In Fairbanks 85% of home buyers finance their home purchase. Unless your buyer is one of the 15% who doesn’t plan to finance their purchase, a property appraisal will be ordered by the lender. Appraisals are used to verify that the property value is sufficient to cover the loan amount in the even the buyers default. Appraisals are simple an individuals opinion of value of the property at that specific moment in time. Query a dozen different appraisers and you’ll likely receive at least as many opinions as to a property’s value. Appraisers review recent comparable sales of homes of similar size, age, amenities and general condition. Adjustments are then made to each comparable property to make it more closely resemble the property being sold.
Since lenders base their loan ratios off the property appraisal, a low appraisal can create issues for everyone involved. If an appraisal comes in low, most appraisers will call to find out what comparable sales were used in establishing the asking price. If they haven’t used them in the analysis, and they deem them to be comparable properties, the appraiser will include them and reevaluate the final adjusted value. If the appraised value doesn’t meet the sales price there are a couple of options:
• Provide the comparable sales to the lenders underwriter for an internal review. If the underwriter feels the appraiser is off the mark, they have the ability (in Alaska) to adjust the appraised value by as much as 3%.
• Request that another appraiser review the appraisal and adjustments.
• Order a new appraisal; it could be worth the $500 appraisal fee. (not an option on VA guaranteed loans)

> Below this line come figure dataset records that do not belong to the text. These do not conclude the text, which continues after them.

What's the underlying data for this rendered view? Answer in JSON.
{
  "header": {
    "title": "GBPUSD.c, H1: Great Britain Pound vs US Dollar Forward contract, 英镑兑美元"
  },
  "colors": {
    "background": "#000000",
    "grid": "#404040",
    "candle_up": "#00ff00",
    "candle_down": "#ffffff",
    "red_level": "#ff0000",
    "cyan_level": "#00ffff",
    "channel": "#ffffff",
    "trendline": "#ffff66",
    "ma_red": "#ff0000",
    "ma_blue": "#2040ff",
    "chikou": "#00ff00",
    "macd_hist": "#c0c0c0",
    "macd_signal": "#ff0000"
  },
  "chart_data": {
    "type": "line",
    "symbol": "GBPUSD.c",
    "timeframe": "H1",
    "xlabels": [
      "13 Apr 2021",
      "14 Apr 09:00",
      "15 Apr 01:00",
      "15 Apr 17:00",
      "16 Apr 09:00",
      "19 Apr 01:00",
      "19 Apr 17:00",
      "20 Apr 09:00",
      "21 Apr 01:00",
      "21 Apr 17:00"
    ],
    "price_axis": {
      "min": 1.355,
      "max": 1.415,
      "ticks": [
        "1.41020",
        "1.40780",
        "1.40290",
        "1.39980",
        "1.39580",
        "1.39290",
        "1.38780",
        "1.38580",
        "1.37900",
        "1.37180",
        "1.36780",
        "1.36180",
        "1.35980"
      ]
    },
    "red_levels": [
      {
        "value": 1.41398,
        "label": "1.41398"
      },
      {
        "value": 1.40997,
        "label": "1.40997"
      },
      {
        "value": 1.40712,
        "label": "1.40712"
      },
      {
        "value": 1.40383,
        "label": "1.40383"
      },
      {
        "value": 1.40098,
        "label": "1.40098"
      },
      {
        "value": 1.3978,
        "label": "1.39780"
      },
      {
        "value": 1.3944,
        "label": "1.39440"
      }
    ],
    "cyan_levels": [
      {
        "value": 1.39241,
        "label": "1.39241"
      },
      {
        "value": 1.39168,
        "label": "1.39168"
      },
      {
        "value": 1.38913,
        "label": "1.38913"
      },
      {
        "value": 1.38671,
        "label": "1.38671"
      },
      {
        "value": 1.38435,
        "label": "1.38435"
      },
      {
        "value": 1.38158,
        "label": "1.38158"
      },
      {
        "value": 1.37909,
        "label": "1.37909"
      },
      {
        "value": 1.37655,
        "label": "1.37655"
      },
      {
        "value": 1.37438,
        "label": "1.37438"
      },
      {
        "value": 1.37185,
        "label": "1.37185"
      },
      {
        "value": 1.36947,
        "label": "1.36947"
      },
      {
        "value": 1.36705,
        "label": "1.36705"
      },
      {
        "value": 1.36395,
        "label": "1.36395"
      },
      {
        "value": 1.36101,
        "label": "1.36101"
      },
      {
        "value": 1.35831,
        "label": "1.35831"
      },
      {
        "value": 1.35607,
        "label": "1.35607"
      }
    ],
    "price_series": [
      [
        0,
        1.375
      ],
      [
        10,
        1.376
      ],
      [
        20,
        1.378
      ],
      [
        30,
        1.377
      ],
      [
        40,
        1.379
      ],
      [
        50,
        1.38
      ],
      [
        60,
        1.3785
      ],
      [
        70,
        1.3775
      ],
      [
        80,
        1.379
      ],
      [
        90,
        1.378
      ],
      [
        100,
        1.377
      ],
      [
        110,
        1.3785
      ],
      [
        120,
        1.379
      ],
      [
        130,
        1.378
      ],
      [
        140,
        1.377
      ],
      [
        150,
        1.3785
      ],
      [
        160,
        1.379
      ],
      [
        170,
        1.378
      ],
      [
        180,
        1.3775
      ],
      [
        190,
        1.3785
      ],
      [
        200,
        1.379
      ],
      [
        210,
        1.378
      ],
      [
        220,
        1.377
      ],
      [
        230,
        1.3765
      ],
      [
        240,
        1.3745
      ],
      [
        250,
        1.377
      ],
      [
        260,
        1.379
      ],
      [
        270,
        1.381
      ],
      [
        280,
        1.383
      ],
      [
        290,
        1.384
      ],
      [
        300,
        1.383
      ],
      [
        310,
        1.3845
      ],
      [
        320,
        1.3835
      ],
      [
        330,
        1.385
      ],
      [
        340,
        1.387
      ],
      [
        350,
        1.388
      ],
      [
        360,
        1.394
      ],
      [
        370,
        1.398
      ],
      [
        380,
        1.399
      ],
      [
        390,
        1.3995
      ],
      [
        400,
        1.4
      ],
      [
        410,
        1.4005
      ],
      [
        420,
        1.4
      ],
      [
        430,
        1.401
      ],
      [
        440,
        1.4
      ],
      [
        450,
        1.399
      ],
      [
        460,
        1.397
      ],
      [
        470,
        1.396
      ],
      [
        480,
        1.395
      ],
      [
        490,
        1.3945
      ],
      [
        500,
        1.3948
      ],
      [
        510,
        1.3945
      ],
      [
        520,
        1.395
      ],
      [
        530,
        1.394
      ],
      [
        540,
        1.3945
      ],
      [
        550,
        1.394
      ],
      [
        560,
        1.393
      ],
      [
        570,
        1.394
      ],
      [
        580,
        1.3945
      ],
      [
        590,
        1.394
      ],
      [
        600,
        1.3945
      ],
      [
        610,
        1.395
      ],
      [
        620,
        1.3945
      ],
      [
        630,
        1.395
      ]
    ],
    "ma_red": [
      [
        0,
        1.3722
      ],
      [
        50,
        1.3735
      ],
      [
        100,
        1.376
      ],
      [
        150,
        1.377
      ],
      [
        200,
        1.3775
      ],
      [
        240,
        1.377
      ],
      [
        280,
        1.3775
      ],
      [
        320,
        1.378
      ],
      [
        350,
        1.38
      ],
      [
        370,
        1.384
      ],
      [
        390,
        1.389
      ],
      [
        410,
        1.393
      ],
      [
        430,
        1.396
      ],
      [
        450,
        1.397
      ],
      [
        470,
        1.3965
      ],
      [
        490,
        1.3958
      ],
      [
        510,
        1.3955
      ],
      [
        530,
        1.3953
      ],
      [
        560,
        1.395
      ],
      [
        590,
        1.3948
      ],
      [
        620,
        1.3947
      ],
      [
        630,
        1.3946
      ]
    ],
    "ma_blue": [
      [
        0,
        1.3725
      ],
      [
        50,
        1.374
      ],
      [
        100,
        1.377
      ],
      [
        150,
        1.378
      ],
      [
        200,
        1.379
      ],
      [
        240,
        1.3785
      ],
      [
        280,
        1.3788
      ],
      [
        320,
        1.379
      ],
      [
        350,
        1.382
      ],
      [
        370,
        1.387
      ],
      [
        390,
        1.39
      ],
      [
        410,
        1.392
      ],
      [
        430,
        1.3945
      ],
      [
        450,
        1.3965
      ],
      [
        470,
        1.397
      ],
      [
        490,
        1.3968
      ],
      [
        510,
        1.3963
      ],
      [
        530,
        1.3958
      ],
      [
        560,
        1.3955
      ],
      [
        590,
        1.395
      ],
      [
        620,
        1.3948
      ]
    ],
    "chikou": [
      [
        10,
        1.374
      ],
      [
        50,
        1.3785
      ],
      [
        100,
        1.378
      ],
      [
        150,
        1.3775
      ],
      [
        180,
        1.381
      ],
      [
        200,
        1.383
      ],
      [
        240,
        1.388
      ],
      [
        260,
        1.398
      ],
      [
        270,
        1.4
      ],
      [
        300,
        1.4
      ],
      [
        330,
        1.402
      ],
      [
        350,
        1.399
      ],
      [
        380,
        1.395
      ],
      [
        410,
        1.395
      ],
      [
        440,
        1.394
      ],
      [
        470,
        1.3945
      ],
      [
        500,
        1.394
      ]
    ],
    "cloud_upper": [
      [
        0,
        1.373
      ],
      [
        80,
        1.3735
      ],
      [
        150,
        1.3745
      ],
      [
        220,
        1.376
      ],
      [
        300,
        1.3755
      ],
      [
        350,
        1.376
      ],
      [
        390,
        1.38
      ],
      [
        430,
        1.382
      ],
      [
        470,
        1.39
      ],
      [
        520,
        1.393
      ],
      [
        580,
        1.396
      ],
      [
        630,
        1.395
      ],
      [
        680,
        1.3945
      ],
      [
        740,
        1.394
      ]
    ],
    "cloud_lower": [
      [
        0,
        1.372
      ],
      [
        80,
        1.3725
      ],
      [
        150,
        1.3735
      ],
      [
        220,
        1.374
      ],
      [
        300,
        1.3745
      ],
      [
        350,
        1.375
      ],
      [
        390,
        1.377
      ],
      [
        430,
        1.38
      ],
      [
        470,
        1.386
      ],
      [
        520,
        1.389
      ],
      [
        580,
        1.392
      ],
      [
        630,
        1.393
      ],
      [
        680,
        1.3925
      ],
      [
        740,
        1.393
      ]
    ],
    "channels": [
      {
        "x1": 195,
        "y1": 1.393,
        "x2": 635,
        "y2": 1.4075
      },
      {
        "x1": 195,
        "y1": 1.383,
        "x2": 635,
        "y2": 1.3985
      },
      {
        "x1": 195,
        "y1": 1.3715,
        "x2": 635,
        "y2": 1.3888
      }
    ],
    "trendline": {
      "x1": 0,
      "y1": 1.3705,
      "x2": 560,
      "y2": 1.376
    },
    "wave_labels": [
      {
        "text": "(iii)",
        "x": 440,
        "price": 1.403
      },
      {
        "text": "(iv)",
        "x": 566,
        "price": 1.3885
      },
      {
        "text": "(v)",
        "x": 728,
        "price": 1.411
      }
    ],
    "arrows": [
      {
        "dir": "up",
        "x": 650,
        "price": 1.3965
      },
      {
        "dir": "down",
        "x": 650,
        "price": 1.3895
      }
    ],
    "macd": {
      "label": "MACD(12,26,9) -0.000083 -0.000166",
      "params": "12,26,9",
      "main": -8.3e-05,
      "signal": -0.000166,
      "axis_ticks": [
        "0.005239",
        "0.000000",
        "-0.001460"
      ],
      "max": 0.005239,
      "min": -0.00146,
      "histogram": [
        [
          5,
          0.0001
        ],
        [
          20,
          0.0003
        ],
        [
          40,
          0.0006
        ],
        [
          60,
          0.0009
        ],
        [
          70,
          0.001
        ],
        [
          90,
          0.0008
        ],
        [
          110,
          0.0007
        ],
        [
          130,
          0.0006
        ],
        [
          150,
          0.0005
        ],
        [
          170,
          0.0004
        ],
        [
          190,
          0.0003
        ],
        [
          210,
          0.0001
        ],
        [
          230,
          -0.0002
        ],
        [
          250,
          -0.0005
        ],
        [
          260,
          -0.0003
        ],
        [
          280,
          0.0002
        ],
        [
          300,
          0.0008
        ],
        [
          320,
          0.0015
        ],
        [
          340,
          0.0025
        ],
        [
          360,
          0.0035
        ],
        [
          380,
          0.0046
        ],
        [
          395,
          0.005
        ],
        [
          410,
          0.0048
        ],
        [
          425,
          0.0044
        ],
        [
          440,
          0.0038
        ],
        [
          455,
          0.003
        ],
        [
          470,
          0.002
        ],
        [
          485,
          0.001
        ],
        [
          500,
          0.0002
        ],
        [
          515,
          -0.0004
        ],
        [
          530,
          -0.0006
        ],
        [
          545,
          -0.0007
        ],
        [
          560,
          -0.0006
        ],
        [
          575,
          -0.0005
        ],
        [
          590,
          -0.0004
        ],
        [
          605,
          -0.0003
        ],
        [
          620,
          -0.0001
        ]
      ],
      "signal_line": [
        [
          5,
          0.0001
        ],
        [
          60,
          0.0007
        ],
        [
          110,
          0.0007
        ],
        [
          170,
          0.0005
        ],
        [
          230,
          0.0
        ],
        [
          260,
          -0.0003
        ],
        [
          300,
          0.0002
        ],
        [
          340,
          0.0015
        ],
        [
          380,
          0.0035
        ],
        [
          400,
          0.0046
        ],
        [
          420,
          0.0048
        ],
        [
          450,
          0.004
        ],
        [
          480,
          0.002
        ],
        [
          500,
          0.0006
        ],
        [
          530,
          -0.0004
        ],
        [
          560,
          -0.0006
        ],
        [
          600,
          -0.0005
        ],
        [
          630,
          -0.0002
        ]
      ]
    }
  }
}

If the appraiser can’t meet the sales price and the underwriter won’t adjust the value, sellers are left with few options:
• Have the buyer pay the difference between the apprised value and the sales price.
• Reduce the sales price to the appraised value.
In the end, if the buyer and seller can’t find common ground with respect to the sales price, the purchase contract becomes null and void and, unless the appraisal contingency was waived, the buyer is entitled to a refund of their earnest money deposit. The seller is then free to remarket the property. Sellers would be well advised to take the emotional attachment to the property out of the equation and rationally evaluate their options before automatically dismissing a buyer and a low appraisal.